Big Sky High School – “Pollinators and the Ecosystem Services they Provide”
Students will study bee behavior and pollinator ecology through a working hive. This project will help them appreciate and understand the role pollinators play in our food systems. By working with and observing the bees, they will have a concrete example of ecosystem goods and services—the things that healthy ecosystems provide humans for free. They will also learn about the issues facing pollinators today and the research that is happening to try to prevent future losses.
Jefferson School – “Music and Movement”
Students learn through motor imitation and movement. This project would help to teach those basic pre-learning skills of following the lead of another, motor planning and performance, as well as teach literacy and math skills through movement. Circle time is a powerful part of a child’s day and having engaging materials will bring the students in and encourage participation.

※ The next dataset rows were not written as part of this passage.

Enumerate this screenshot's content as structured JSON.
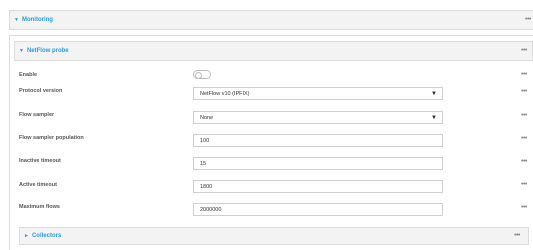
{
  "monitoring": {
    "title": "Monitoring",
    "menu": "•••"
  },
  "netflow": {
    "title": "NetFlow probe",
    "menu": "•••"
  },
  "fields": {
    "enable": {
      "label": "Enable",
      "value": false,
      "menu": "•••"
    },
    "protocol_version": {
      "label": "Protocol version",
      "value": "NetFlow v10 (IPFIX)",
      "menu": "•••"
    },
    "flow_sampler": {
      "label": "Flow sampler",
      "value": "None",
      "menu": "•••"
    },
    "flow_sampler_population": {
      "label": "Flow sampler population",
      "value": "100",
      "menu": "•••"
    },
    "inactive_timeout": {
      "label": "Inactive timeout",
      "value": "15",
      "menu": "•••"
    },
    "active_timeout": {
      "label": "Active timeout",
      "value": "1800",
      "menu": "•••"
    },
    "maximum_flows": {
      "label": "Maximum flows",
      "value": "2000000",
      "menu": "•••"
    }
  },
  "collectors": {
    "title": "Collectors",
    "menu": "•••"
  },
  "icons": {
    "expanded": "triangle-down-icon",
    "collapsed": "triangle-right-icon",
    "select": "caret-down-icon",
    "menu": "more-horizontal-icon"
  },
  "colors": {
    "accent": "#2f9bd6",
    "header_bg": "#f3f3f3",
    "border": "#dcdcdc"
  }
}
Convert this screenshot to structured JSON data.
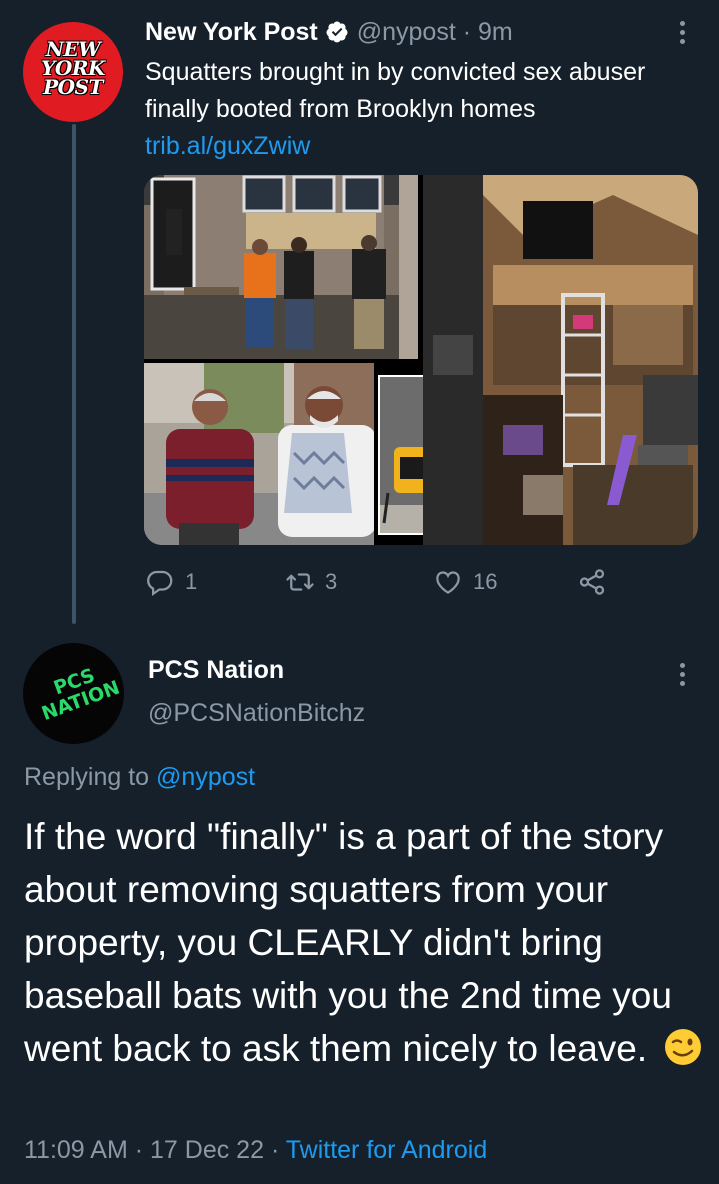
{
  "tweet": {
    "author_name": "New York Post",
    "author_handle": "@nypost",
    "time_ago": "9m",
    "separator": "·",
    "avatar_logo_lines": [
      "NEW",
      "YORK",
      "POST"
    ],
    "text": "Squatters brought in by convicted sex abuser finally booted from Brooklyn homes",
    "link": "trib.al/guxZwiw",
    "actions": {
      "replies": "1",
      "retweets": "3",
      "likes": "16"
    }
  },
  "reply": {
    "author_name": "PCS Nation",
    "author_handle": "@PCSNationBitchz",
    "avatar_logo_lines": [
      "PCS",
      "NATION"
    ],
    "replying_prefix": "Replying to",
    "replying_to": "@nypost",
    "text": "If the word \"finally\" is a part of the story about removing squatters from your property, you CLEARLY didn't bring baseball bats with you the 2nd time you went back to ask them nicely to leave.",
    "time": "11:09 AM",
    "date": "17 Dec 22",
    "source": "Twitter for Android",
    "separator": "·"
  },
  "colors": {
    "background": "#15202b",
    "text_primary": "#ffffff",
    "text_secondary": "#8b98a5",
    "accent": "#1d9bf0",
    "nyp_red": "#e11b22",
    "pcs_green": "#2bd96b"
  },
  "icons": [
    "verified-badge-icon",
    "more-options-icon",
    "reply-icon",
    "retweet-icon",
    "like-icon",
    "share-icon",
    "wink-emoji-icon"
  ]
}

C.S. Porter Middle School – “Circuit Training”
MCPS has recently adopted a new Physical Education curriculum. This grant provides funds to the HPE department to purchase new equipment in order to teach their students circuit training and improve their physical fitness.
Sentinel High School – “New Title for IEFA”
Students will have the opportunity to explore a current and unique Indian Education for All novel by reading Jeremy Orange’s There There. Orange’s Pulitzer Prize-nominated novel explores the lives of Urban Indians living in Oakland, California. This urban perspective is one our students haven’t explored yet, and the poignant stories–along with edgy and compelling prose–is one that can inspire students, evoke empathy, and provide a lens into a rich and vibrant culture still very much alive.